The Temple, when reached, proved to be a good deal cleaner than when they had last visited it. Someone had been sent to sweep it out, and boards had been removed to reveal a small fireplace, set ready with kindling and the broken-up planks. The windows and, yes, the murals had been cleaned, carefully enough to bring up the colours without doing damage. There were a couple of camp-chairs, and a small table with a lamp on it.

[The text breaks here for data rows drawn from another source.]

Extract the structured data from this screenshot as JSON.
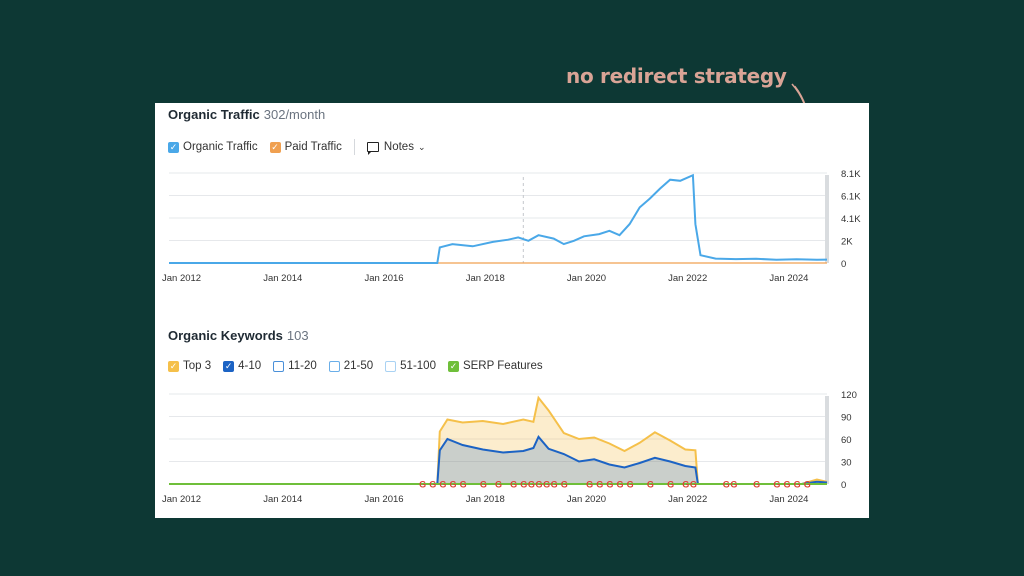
{
  "annotation": {
    "text": "no redirect strategy"
  },
  "colors": {
    "background": "#0d3834",
    "annotation": "#d9a496",
    "organic": "#4aa8e8",
    "paid": "#f0a050",
    "top3": "#f5c04a",
    "pos4_10": "#1c63c4",
    "serp": "#6fbf3a"
  },
  "traffic": {
    "title": "Organic Traffic",
    "value": "302/month",
    "legend": {
      "organic": "Organic Traffic",
      "paid": "Paid Traffic",
      "notes": "Notes"
    }
  },
  "keywords": {
    "title": "Organic Keywords",
    "value": "103",
    "legend": [
      "Top 3",
      "4-10",
      "11-20",
      "21-50",
      "51-100",
      "SERP Features"
    ]
  },
  "chart_data": [
    {
      "type": "line",
      "title": "Organic Traffic",
      "x_ticks": [
        "Jan 2012",
        "Jan 2014",
        "Jan 2016",
        "Jan 2018",
        "Jan 2020",
        "Jan 2022",
        "Jan 2024"
      ],
      "y_ticks": [
        "0",
        "2K",
        "4.1K",
        "6.1K",
        "8.1K"
      ],
      "ylim": [
        0,
        8100
      ],
      "xlim": [
        2012,
        2025.0
      ],
      "series": [
        {
          "name": "Organic Traffic",
          "x": [
            2012,
            2017.3,
            2017.35,
            2017.6,
            2018.0,
            2018.4,
            2018.7,
            2018.9,
            2019.1,
            2019.3,
            2019.6,
            2019.8,
            2020.0,
            2020.2,
            2020.5,
            2020.7,
            2020.9,
            2021.1,
            2021.3,
            2021.5,
            2021.7,
            2021.9,
            2022.1,
            2022.35,
            2022.4,
            2022.5,
            2022.8,
            2023.2,
            2023.6,
            2024.0,
            2024.4,
            2024.8,
            2025.0
          ],
          "y": [
            0,
            0,
            1400,
            1700,
            1500,
            1900,
            2100,
            2300,
            2000,
            2500,
            2200,
            1700,
            2000,
            2400,
            2600,
            2900,
            2500,
            3500,
            5000,
            5800,
            6700,
            7500,
            7400,
            7900,
            3500,
            700,
            400,
            350,
            380,
            300,
            330,
            300,
            302
          ]
        },
        {
          "name": "Paid Traffic",
          "x": [
            2012,
            2025.0
          ],
          "y": [
            0,
            0
          ]
        }
      ]
    },
    {
      "type": "area",
      "title": "Organic Keywords",
      "x_ticks": [
        "Jan 2012",
        "Jan 2014",
        "Jan 2016",
        "Jan 2018",
        "Jan 2020",
        "Jan 2022",
        "Jan 2024"
      ],
      "y_ticks": [
        "0",
        "30",
        "60",
        "90",
        "120"
      ],
      "ylim": [
        0,
        120
      ],
      "xlim": [
        2012,
        2025.0
      ],
      "series": [
        {
          "name": "Top 3",
          "x": [
            2012,
            2017.3,
            2017.35,
            2017.5,
            2017.8,
            2018.2,
            2018.6,
            2019.0,
            2019.2,
            2019.3,
            2019.5,
            2019.8,
            2020.1,
            2020.4,
            2020.7,
            2021.0,
            2021.3,
            2021.6,
            2021.9,
            2022.2,
            2022.4,
            2022.45,
            2022.8,
            2024.5,
            2024.8,
            2025.0
          ],
          "y": [
            0,
            0,
            70,
            86,
            82,
            84,
            80,
            86,
            83,
            115,
            98,
            68,
            60,
            62,
            54,
            44,
            55,
            69,
            58,
            46,
            45,
            0,
            0,
            0,
            6,
            3
          ]
        },
        {
          "name": "4-10",
          "x": [
            2012,
            2017.3,
            2017.35,
            2017.5,
            2017.8,
            2018.2,
            2018.6,
            2019.0,
            2019.2,
            2019.3,
            2019.5,
            2019.8,
            2020.1,
            2020.4,
            2020.7,
            2021.0,
            2021.3,
            2021.6,
            2021.9,
            2022.2,
            2022.4,
            2022.45,
            2022.8,
            2024.5,
            2024.8,
            2025.0
          ],
          "y": [
            0,
            0,
            45,
            60,
            52,
            46,
            42,
            44,
            48,
            63,
            47,
            40,
            30,
            33,
            26,
            22,
            28,
            35,
            30,
            24,
            22,
            0,
            0,
            0,
            3,
            2
          ]
        }
      ]
    }
  ]
}
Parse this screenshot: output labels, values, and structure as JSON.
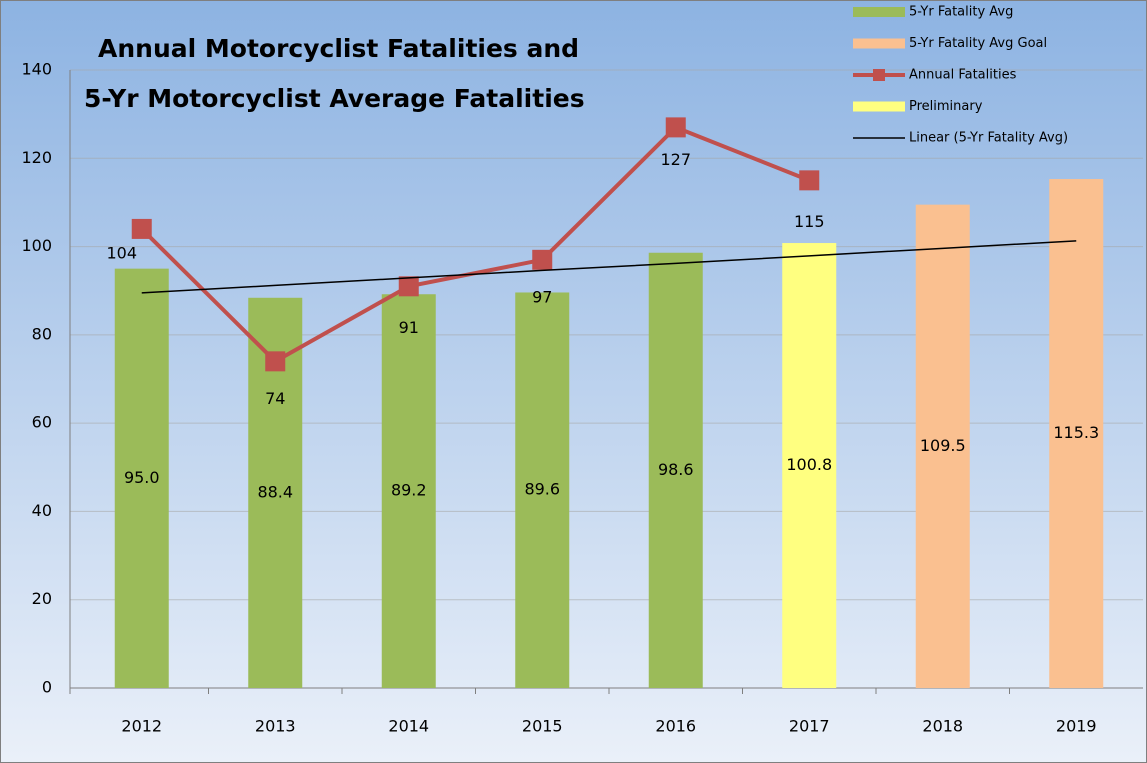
{
  "chart_data": {
    "type": "bar",
    "title": [
      "Annual Motorcyclist Fatalities and",
      "5-Yr Motorcyclist Average Fatalities"
    ],
    "categories": [
      "2012",
      "2013",
      "2014",
      "2015",
      "2016",
      "2017",
      "2018",
      "2019"
    ],
    "ylim": [
      0,
      140
    ],
    "yticks": [
      0,
      20,
      40,
      60,
      80,
      100,
      120,
      140
    ],
    "grid": true,
    "legend": "top-right",
    "series": [
      {
        "name": "5-Yr Fatality Avg",
        "type": "bar",
        "color": "#9bbb59",
        "values": [
          95.0,
          88.4,
          89.2,
          89.6,
          98.6,
          null,
          null,
          null
        ],
        "value_labels": [
          "95.0",
          "88.4",
          "89.2",
          "89.6",
          "98.6",
          null,
          null,
          null
        ]
      },
      {
        "name": "5-Yr Fatality Avg Goal",
        "type": "bar",
        "color": "#fac090",
        "values": [
          null,
          null,
          null,
          null,
          null,
          null,
          109.5,
          115.3
        ],
        "value_labels": [
          null,
          null,
          null,
          null,
          null,
          null,
          "109.5",
          "115.3"
        ]
      },
      {
        "name": "Annual Fatalities",
        "type": "line",
        "color": "#c0504d",
        "marker": "square",
        "values": [
          104,
          74,
          91,
          97,
          127,
          115,
          null,
          null
        ]
      },
      {
        "name": "Preliminary",
        "type": "bar",
        "color": "#ffff80",
        "values": [
          null,
          null,
          null,
          null,
          null,
          100.8,
          null,
          null
        ],
        "value_labels": [
          null,
          null,
          null,
          null,
          null,
          "100.8",
          null,
          null
        ]
      },
      {
        "name": "Linear (5-Yr Fatality Avg)",
        "type": "line",
        "color": "#000000",
        "values": [
          89.5,
          91.2,
          92.9,
          94.6,
          96.2,
          97.9,
          99.6,
          101.3
        ]
      }
    ]
  }
}
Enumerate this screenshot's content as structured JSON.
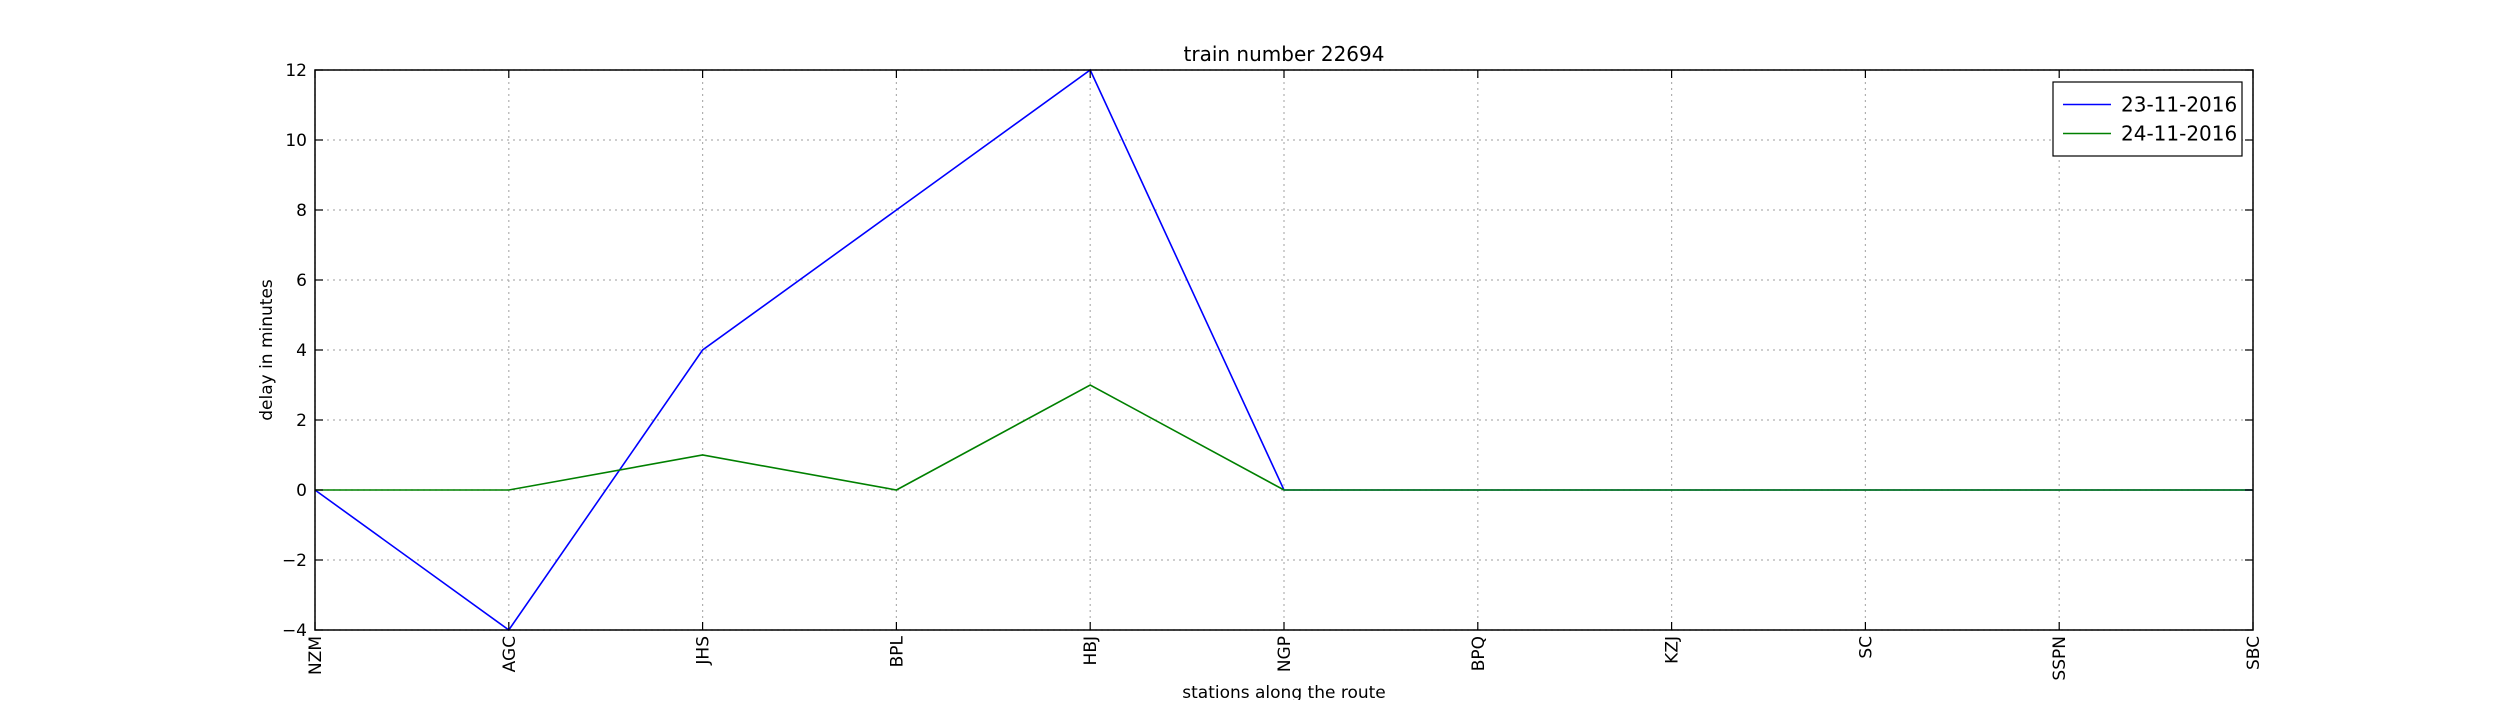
{
  "chart_data": {
    "type": "line",
    "title": "train number 22694",
    "xlabel": "stations along the route",
    "ylabel": "delay in minutes",
    "categories": [
      "NZM",
      "AGC",
      "JHS",
      "BPL",
      "HBJ",
      "NGP",
      "BPQ",
      "KZJ",
      "SC",
      "SSPN",
      "SBC"
    ],
    "ylim": [
      -4,
      12
    ],
    "yticks": [
      -4,
      -2,
      0,
      2,
      4,
      6,
      8,
      10,
      12
    ],
    "ytick_labels": [
      "−4",
      "−2",
      "0",
      "2",
      "4",
      "6",
      "8",
      "10",
      "12"
    ],
    "grid": true,
    "legend_position": "top-right",
    "series": [
      {
        "name": "23-11-2016",
        "color": "#0000ff",
        "values": [
          0,
          -4,
          4,
          8,
          12,
          0,
          0,
          0,
          0,
          0,
          0
        ]
      },
      {
        "name": "24-11-2016",
        "color": "#008000",
        "values": [
          0,
          0,
          1,
          0,
          3,
          0,
          0,
          0,
          0,
          0,
          0
        ]
      }
    ]
  }
}
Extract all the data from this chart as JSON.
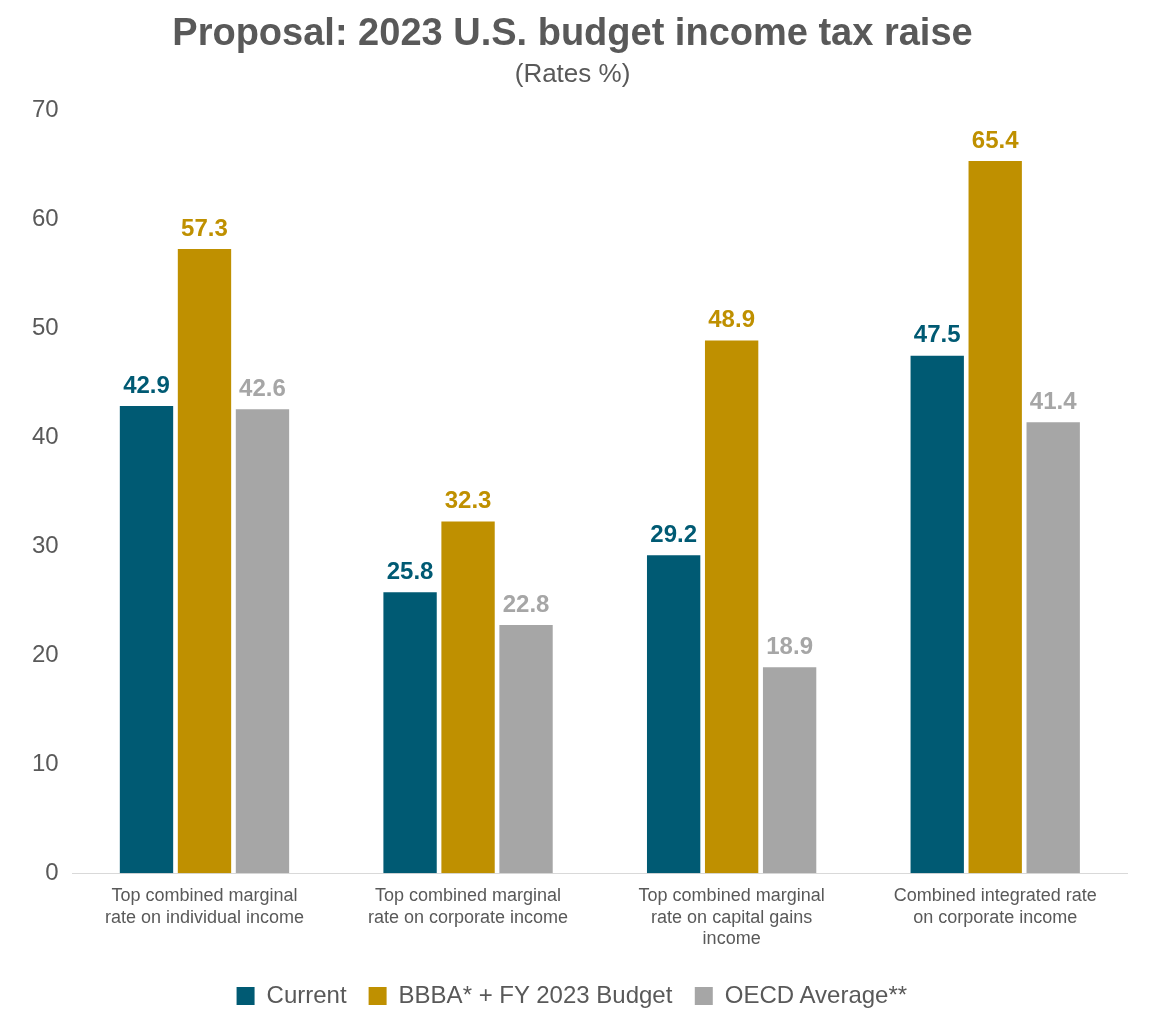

Harry, investigating the upstairs room, found a painted cloud-scape and a circular skylight, which he suspected would leak in wet weather; but he was more interested in the beds set against the walls. Not even Aunt Deb had the sheer nerve to give them a bed to share, but these were sturdy enough to take two at need.

Richthofen followed Harry up the stairs. “This will do, I think,” he said, looking at the surrounding clouds with a slight smile.

Harry dropped his bag at the foot of one of the beds. “Yes,” he said. “This will do.” He turned and crossed the room in a few strides, straight into the Red Baron's embrace.